MCMC with Scala Breeze

Bivariate Gaussian Model

Scala Breeze is a numerical computing library, which also provides facilities for statistical computing. For instance, implementations of distributions and Markov Chain Monte Carlo for, typically used for Bayesian inference of intractable models. Today I am going to build a simple bivariate Gaussian model, simulate some realisations from the model and use the Breeze library to recover the mean of the bivariate Gaussian distribution and the variance.

The model can be written as

\[ \begin{pmatrix}X_1 \\ X_2\end{pmatrix} \sim \textrm{MVN} \begin{pmatrix} \begin{pmatrix}\mu_1 \\ \mu_2 \end{pmatrix}, \begin{pmatrix} \sigma & 0 \\ 0 & \sigma \end{pmatrix} \end{pmatrix} \]

The model has three parameters, the mean of each variable and the variance which is shared. \(X_1\) and \(X_2\) are independent and hence can be simulated from separate univariate Gaussian distributions:

import breeze.stats.distributions._
import breeze.linalg._

case class Parameters(mu: DenseVector[Double], sigma: Double)

def model(params: Parameters) = 
  MultivariateGaussian(params.mu, diag(DenseVector.fill(2)(params.sigma)))

A simulation from the bivariate Gaussian model is plotted below, the mean for x is 2.0, the mean for y is 3.0 and the variance for each dimension is 0.5.

val p = Parameters(DenseVector(2.0, 3.0), 0.5)
val data = model(p).sample(100)

It is simple to write a function to calculate the log-likelihood of this model:

def likelihood(points: Seq[DenseVector[Double]])(p: Parameters) =
    points.map { point => 
      MultivariateGaussian(p.mu, diag(DenseVector.fill(2)(p.sigma))).logPdf(point)
    }.reduce((x, y) => x + y)

We take a sequence of observations, called points, since we know each point is simulated independently from the same distribution, then we simple map over the sequence of points the likelihood using the supplied value of the Parameters.
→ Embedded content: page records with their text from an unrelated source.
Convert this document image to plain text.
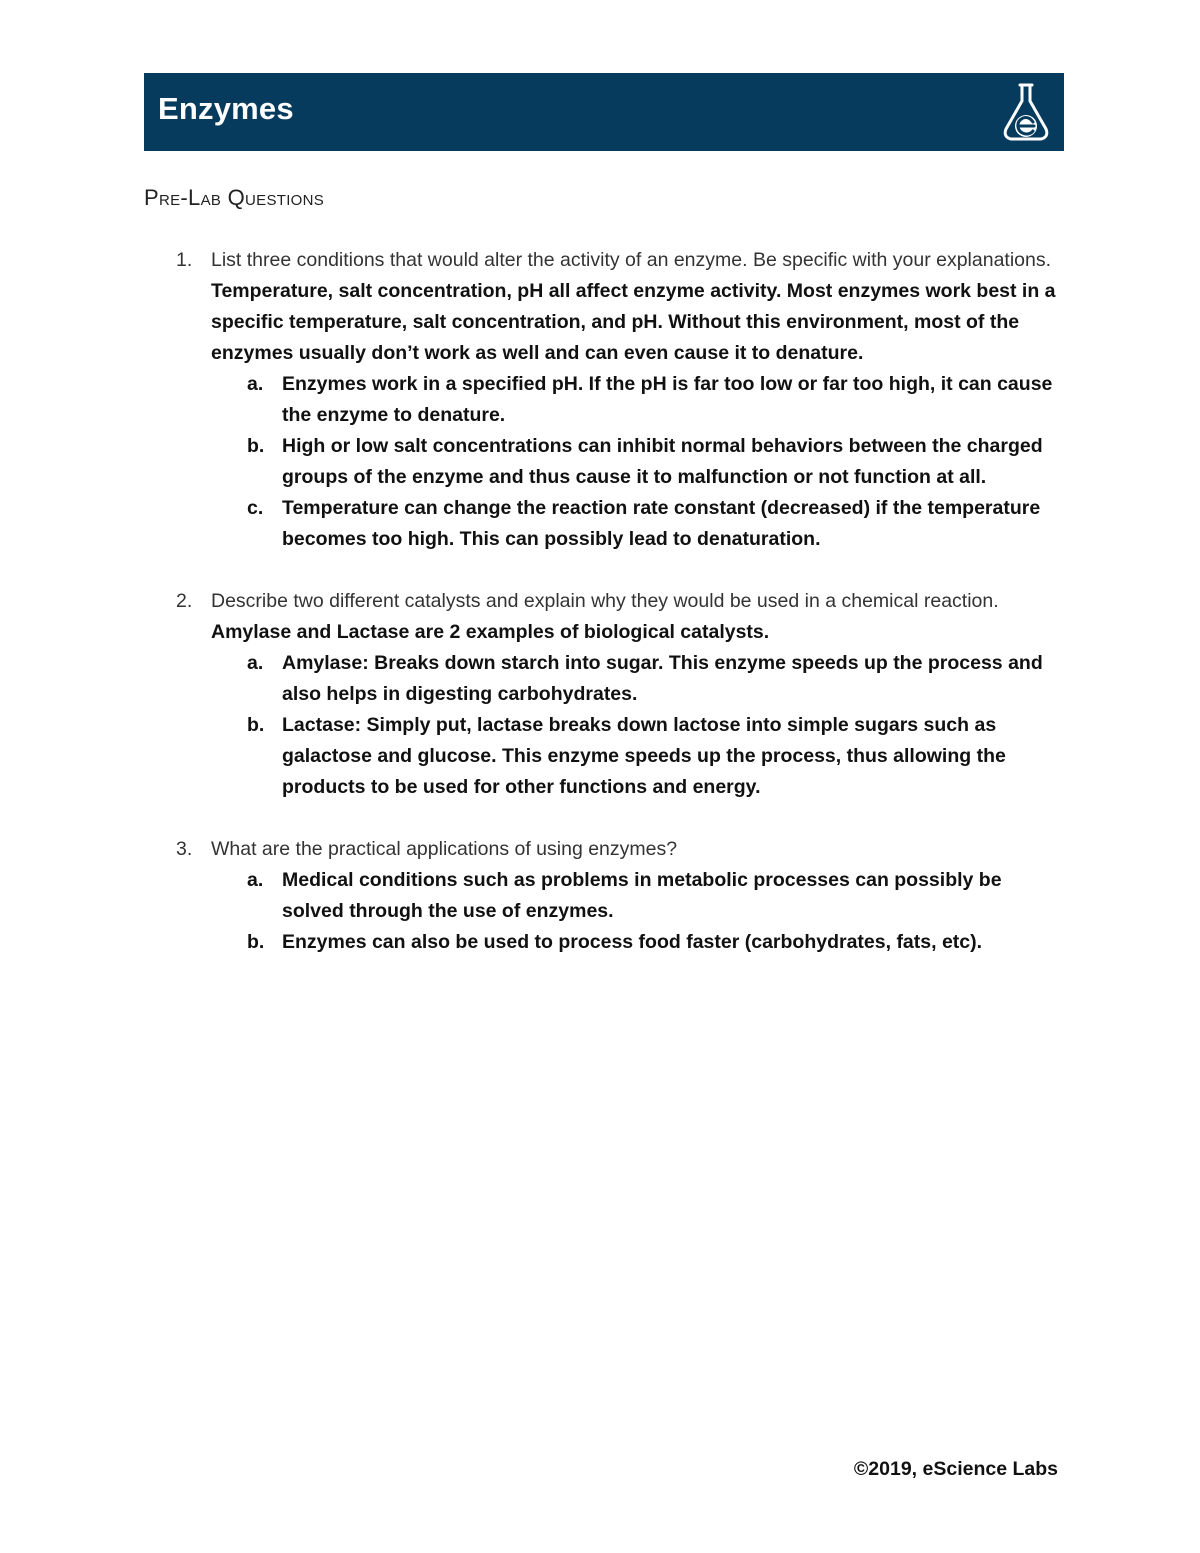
Enzymes
Pre-Lab Questions
1. List three conditions that would alter the activity of an enzyme. Be specific with your explanations. Temperature, salt concentration, pH all affect enzyme activity. Most enzymes work best in a specific temperature, salt concentration, and pH. Without this environment, most of the enzymes usually don’t work as well and can even cause it to denature.
a. Enzymes work in a specified pH. If the pH is far too low or far too high, it can cause the enzyme to denature.
b. High or low salt concentrations can inhibit normal behaviors between the charged groups of the enzyme and thus cause it to malfunction or not function at all.
c. Temperature can change the reaction rate constant (decreased) if the temperature becomes too high. This can possibly lead to denaturation.
2. Describe two different catalysts and explain why they would be used in a chemical reaction. Amylase and Lactase are 2 examples of biological catalysts.
a. Amylase: Breaks down starch into sugar. This enzyme speeds up the process and also helps in digesting carbohydrates.
b. Lactase: Simply put, lactase breaks down lactose into simple sugars such as galactose and glucose. This enzyme speeds up the process, thus allowing the products to be used for other functions and energy.
3. What are the practical applications of using enzymes?
a. Medical conditions such as problems in metabolic processes can possibly be solved through the use of enzymes.
b. Enzymes can also be used to process food faster (carbohydrates, fats, etc).
©2019, eScience Labs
The reduce operation then applies a pairwise function to each element of the list, in this case addition to get the value of the log-likelihood.
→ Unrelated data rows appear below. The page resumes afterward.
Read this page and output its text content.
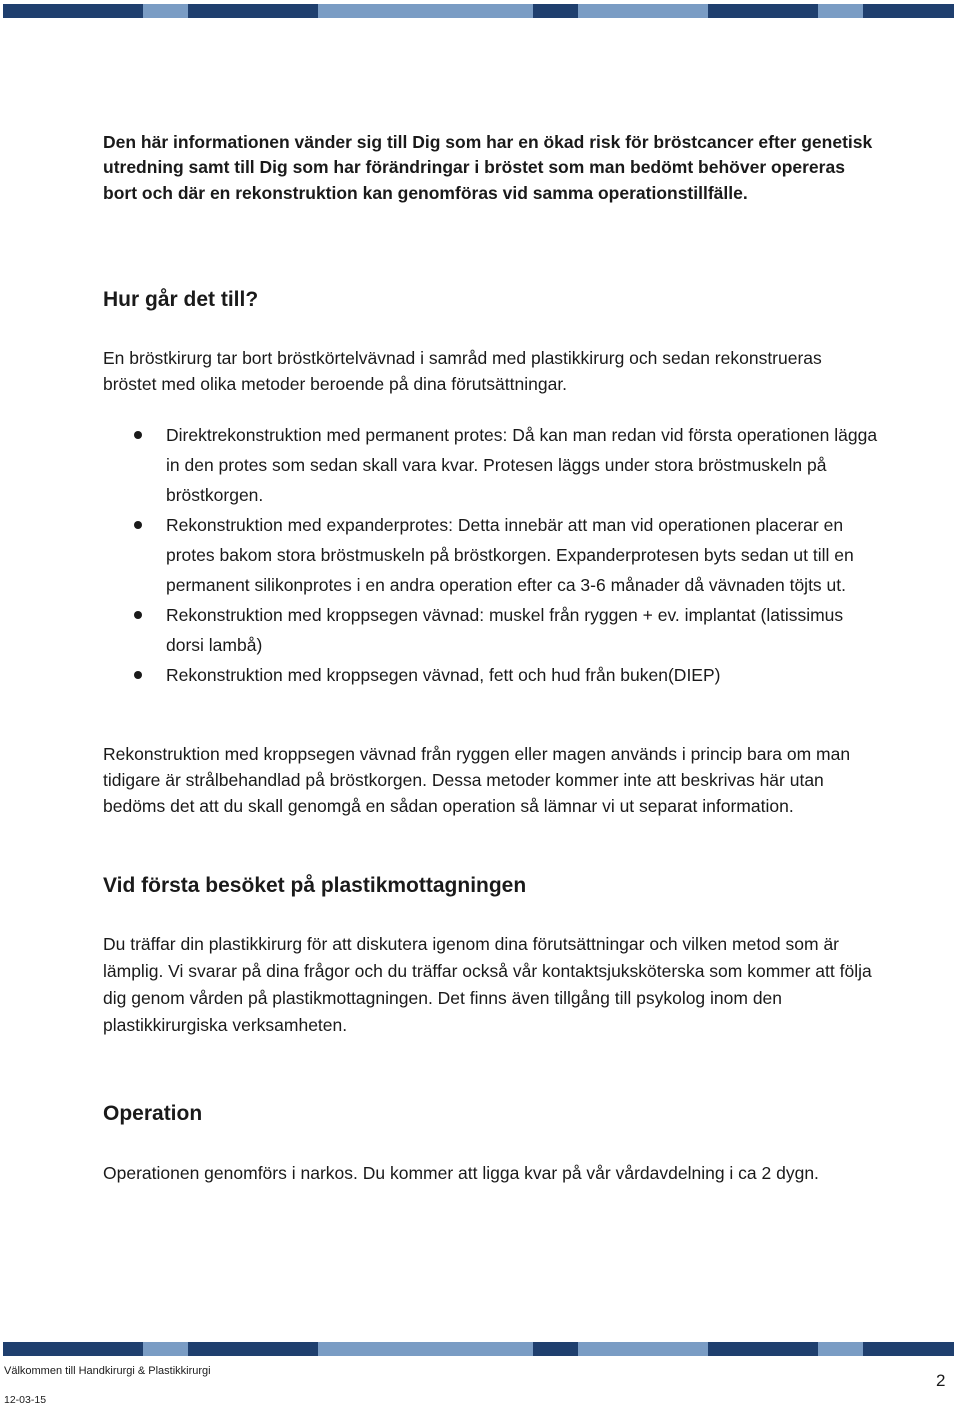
Den här informationen vänder sig till Dig som har en ökad risk för bröstcancer efter genetisk utredning samt till Dig som har förändringar i bröstet som man bedömt behöver opereras bort och där en rekonstruktion kan genomföras vid samma operationstillfälle.
Hur går det till?
En bröstkirurg tar bort bröstkörtelvävnad i samråd med plastikkirurg och sedan rekonstrueras bröstet med olika metoder beroende på dina förutsättningar.
Direktrekonstruktion med permanent protes: Då kan man redan vid första operationen lägga in den protes som sedan skall vara kvar. Protesen läggs under stora bröstmuskeln på bröstkorgen.
Rekonstruktion med expanderprotes: Detta innebär att man vid operationen placerar en protes bakom stora bröstmuskeln på bröstkorgen. Expanderprotesen byts sedan ut till en permanent silikonprotes i en andra operation efter ca 3-6 månader då vävnaden töjts ut.
Rekonstruktion med kroppsegen vävnad: muskel från ryggen + ev. implantat (latissimus dorsi lambå)
Rekonstruktion med kroppsegen vävnad, fett och hud från buken(DIEP)
Rekonstruktion med kroppsegen vävnad från ryggen eller magen används i princip bara om man tidigare är strålbehandlad på bröstkorgen. Dessa metoder kommer inte att beskrivas här utan bedöms det att du skall genomgå en sådan operation så lämnar vi ut separat information.
Vid första besöket på plastikmottagningen
Du träffar din plastikkirurg för att diskutera igenom dina förutsättningar och vilken metod som är lämplig. Vi svarar på dina frågor och du träffar också vår kontaktsjuksköterska som kommer att följa dig genom vården på plastikmottagningen. Det finns även tillgång till psykolog inom den plastikkirurgiska verksamheten.
Operation
Operationen genomförs i narkos. Du kommer att ligga kvar på vår vårdavdelning i ca 2 dygn.
Välkommen till Handkirurgi & Plastikkirurgi
12-03-15
2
For a full Bayesian Inference, we must specify a prior distribution on the parameters, let’s choose a Multivariate Gaussian Distribution on the mean and a Gaussian distribution on the precision (the inverse of the variance). The Gamma distribution in Breeze is parameterised in terms of shape and scale, the mean of the Gamma distribution with shape 1/2 and scale 2 is \(1 = 1/\sigma\):

def prior(p: Parameters) = {
  MultivariateGaussian(DenseVector(2.0, 3.0), diag(DenseVector.fill(2)(3.0))).logPdf(p.mu) +
    Gamma(shape = 0.5, scale = 2.0).logPdf(1/p.sigma)
}

The likelihood and the prior must be combined in order to determine the posterior:

\[ p(\theta | x) \propto p(x | \theta) p(\theta) \]

def logMeasure = (p: Parameters) => likelihood(data)(p) + prior(p)

The MCMC method we will be using is the Metropolis-Hastings algorithm with a symmetric random walk proposal. First, we propose a new value of the parameters, \(\theta^*\) from the parameter proposal distribution, then we accept them with probability \(\min(1, A)\), where \(A\) is:

\[A = \frac{p(x|\theta^*)p(\theta^*)}{p(x|\theta)p(\theta)}\]

So if the likelihood multiplied by the prior is larger at the proposed value of the parameters than the previous value, we always accept, otherwise, we may reject. In this way, we can explore the parameter space. In a well tuned sampler, the algorithm will not accept every proposed value of the parameters, otherwise we are NOT exploring the whole of the parameter posterior, just areas of high posterior density. In this case we can increase the variance of the proposal distribution to get the acceptance rate down to approximately 30-40%. The proposal function is:

import breeze.numerics.exp

def propose(scale: Double)(p: Parameters) = 
  for {
    innov <- MultivariateGaussian(DenseVector.fill(3)(0.0), diag(DenseVector.fill(3)(scale)))
    mu = p.mu + innov(0 to 1)
    sigma = p.sigma * exp(innov(2))
  } yield Parameters(mu, sigma)

Here, the value of sigma is proposed on the log-scale, since sigma is expected to be positive. Now, we have all we need to build the sampler using breeze:

MarkovChain.metropolis(p, propose(0.05))(logMeasure)

The full code required to run the MCMC in Breeze can be found in this gist. Note that Breeze is a required dependency.